F. Perjuangan Ibu Fatmawati dalam Perang Gerilya. Semenjak diproklamirkannya kemerdekaan Republik Indonesia pada tanggal 17 Agustus 1945, gejolak api revolusi semakin membara. Meskipun mendapat rintangan keras dari bala tentara Jepang maupun tentara Sekutu, para pejuang bangsa Indonesia tetap bertekad bulat untuk tetap mempertahankan kemerdekaan bangsanya, dan tidak tidak miris sedikitpun menghadapi kaum imperialis dan kolonialis. Oleh karena situasi keamanan di ibukota Jakarta hingga akhir tahun 1946 dianggap sangat membahayakan, maka pada tanggal 4 Januari 1946, Presiden dan Wakil Republik Indonesia memutuskan untuk pindah ke Yogyakarta demi keselamatan para pemimpin bangsa maupun pemerintahan Republik Indonesia (30 Tahun Indonesia Merdeka I, 1985:79). Dan sebagai ibu negara, tentu saja Ibu Fatmawati sekeluarga ikut hijrah ke Yogya, meskipun harus melewati pagar berduri. Selama di Yogya, Ibu Fatmawati tidak saja berperan sebagai pengatur rumah tangga kepresidenan yang setiap saat harus melayani dan menjamu para pejuang yang sering datang hilir mudik. Bahkan beliau tidak segan-segan pernah pergi sendiri tanpa pengawal berbelanja ke pasar (hlm.133). Di samping itu,

beliau juga sering mendampingi Presiden ke daerah-daerah baik Jawa Tengah, Jawa Timur, maupun Jawa Barat, untuk memberikan wejangan-wejangan dalam rangka mempertahankan kemerdekaan bangsa Indonesia. Dan sekali-kali, beliau dimintai langsung oleh rakyat Ceribon untuk tampil di mimbar. Ketika terjadi clash II (19 Desember 1948), ibukota Yogyakarta diserang oleh tentara Belanda, Presiden dan Wakil Presiden ditawan dan selanjutnya di terbangkan ke Bangka (30 tahun Indonesia Merdeka, 1985:191-192). Sementara itu, Ibu Fatmawati sekeluarga, dan keluarga Hatta, serta beberapa menteri, ajudan, maupun sekretarisnya, diizinkan tetap tinggal di Gedung Kepresidenan Yogya sebagai tawanan. Namun tidak lama lagi, seluruh tawanan termasuk Ibu Fatmawati sekeluarga segera diusirnya. Selanjutnya Ibu Fatmawati sekeluarga pindah ke rumah kosong di Batanawarsa, dekat Kali Code. Meskipun pasukan Belanda sering mengawasi rumah yang ditempati oleh beliau, tetapi beliau masih tetap menjalin kontak dengan para pejuang yang bergerilya.
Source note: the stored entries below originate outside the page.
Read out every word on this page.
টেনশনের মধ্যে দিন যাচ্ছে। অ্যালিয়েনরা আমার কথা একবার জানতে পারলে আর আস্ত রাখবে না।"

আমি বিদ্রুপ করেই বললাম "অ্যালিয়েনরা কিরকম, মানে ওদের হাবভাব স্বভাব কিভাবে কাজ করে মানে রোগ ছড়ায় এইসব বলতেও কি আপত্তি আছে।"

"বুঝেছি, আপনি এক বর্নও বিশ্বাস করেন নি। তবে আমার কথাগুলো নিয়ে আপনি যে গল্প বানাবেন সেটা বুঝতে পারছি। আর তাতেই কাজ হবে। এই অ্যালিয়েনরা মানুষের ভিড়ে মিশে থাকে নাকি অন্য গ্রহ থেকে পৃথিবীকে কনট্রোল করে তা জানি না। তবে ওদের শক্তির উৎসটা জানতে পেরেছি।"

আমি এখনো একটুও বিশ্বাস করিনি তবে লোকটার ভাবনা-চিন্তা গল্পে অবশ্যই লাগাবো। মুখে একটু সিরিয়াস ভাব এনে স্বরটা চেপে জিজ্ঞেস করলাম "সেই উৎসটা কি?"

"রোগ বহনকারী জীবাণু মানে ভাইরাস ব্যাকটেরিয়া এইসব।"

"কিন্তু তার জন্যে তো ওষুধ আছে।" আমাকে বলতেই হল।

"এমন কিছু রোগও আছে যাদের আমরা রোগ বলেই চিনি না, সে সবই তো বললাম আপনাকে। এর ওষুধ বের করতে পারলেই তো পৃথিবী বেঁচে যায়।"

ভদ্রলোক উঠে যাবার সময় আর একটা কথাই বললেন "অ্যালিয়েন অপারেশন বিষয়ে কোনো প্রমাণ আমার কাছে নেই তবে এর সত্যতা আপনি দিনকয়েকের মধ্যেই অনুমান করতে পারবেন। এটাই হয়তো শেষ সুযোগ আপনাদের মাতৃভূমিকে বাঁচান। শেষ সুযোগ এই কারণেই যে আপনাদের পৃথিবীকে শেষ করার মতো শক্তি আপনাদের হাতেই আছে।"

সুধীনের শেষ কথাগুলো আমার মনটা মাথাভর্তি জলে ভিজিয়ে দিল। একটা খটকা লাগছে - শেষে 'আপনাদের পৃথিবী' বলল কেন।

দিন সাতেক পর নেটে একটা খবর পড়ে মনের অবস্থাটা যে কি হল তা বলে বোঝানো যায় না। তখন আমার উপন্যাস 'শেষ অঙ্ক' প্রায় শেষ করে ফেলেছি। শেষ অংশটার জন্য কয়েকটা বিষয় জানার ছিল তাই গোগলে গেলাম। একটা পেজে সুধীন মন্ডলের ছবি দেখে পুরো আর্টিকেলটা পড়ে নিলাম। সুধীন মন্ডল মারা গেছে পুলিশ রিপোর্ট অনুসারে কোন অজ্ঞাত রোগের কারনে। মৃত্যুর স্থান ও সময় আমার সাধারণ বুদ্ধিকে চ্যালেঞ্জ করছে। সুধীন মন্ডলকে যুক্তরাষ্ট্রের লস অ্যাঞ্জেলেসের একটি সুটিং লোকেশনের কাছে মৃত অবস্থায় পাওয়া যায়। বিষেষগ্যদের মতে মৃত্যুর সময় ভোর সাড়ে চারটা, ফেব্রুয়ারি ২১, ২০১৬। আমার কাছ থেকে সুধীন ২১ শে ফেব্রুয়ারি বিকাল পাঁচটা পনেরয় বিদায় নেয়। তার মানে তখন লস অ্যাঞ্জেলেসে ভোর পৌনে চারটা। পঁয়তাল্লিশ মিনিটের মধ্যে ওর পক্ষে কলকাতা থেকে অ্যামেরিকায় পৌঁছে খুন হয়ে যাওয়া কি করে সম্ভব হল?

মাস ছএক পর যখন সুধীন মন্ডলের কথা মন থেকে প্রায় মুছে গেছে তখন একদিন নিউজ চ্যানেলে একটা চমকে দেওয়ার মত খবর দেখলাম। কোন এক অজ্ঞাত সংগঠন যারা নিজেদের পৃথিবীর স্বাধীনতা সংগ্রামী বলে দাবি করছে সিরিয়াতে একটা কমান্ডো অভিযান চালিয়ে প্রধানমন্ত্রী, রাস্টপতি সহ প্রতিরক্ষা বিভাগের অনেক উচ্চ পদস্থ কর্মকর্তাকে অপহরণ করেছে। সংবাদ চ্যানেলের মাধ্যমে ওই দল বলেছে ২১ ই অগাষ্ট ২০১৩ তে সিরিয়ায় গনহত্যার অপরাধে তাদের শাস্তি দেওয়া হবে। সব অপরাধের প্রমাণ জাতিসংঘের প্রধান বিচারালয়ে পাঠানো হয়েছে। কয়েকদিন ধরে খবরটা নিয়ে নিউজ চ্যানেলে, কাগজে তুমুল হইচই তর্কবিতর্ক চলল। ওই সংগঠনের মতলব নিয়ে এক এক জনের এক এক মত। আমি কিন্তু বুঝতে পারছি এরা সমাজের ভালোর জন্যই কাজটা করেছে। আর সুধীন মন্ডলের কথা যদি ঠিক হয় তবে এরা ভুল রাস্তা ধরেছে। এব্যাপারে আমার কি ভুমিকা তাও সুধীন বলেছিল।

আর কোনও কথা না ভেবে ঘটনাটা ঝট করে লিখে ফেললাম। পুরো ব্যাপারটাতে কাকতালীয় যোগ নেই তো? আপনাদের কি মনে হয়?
Secara sembunyisembunyi beliau membantu mengirim perbekalan para pejuang yang bergerilya baik berupa makanan, maupun pakaian. Bahkan beliau pernah menyerahkan beberapa butir pelor yang ditemukan di halamannya untuk diserahkan kepada gerilyawan. Di samping itu, beliau juga membagikan makanan kepada para istri pejuang yang ditinggal bergerilya. Biarpun bunga teratai telah membangkai, kenangan harumnya takkan sirna, biarlah peristiwa itu telah terlupa, tapi fakta tetap bicara

Hikmah yang dapat di ambil dari kisah Perjuangan IBU FATMAWATI

Atas dasar petikan di atas, jelaslah bahwa buah refleksi pemikiran perjuangan Ibu Fatmawati ternyata telah mampu melampaui batas-batas pemikiran para pejuang bangsa pada umumnya. Karena Ibu Fatmawati telah menyiapkan bendera merah putih selama satu setengah tahun yang lalu. Ibu Fatmawati tidak sekedar berperan sebagai penjahit sebuah bendera pusaka, sebagaimana yang hanya dipahami oleh para generasi masa sekarang. Akan tetapi jiwa dan semangat juang yang telah diperankan beliau terasa sangat jauh dan sangat mendalam. Maka sungguhlah amat sulit untuk mengukur secara konkrit betapa besarnya jiwa kepahlawanan yang telah beliau sumbangkan kepada nusa dan bangsa Indonesia. Dan sikapnya terhadap prinsip antipoligami yang ada bahkan sebelum lahirnya Undang-Undang Perkawinan maupun Peraturan Pemerintah Republik Indonesia khususnya, bagi pegawai negeri, seorang Fatmawati telah mendahului masanya dengan tekad, sikap, dan prinsip anti poligami. Oleh karenanya, sudah sangat patutlah bagi generasi muda sekarang, khususnya kaum wanita, untuk mensyukuri, menghormati, serta meneladani, nilai-nilai perjuangan Ibu Fatmawati terutama terhadap harkat dan maratabat kaum wanita Indonesia.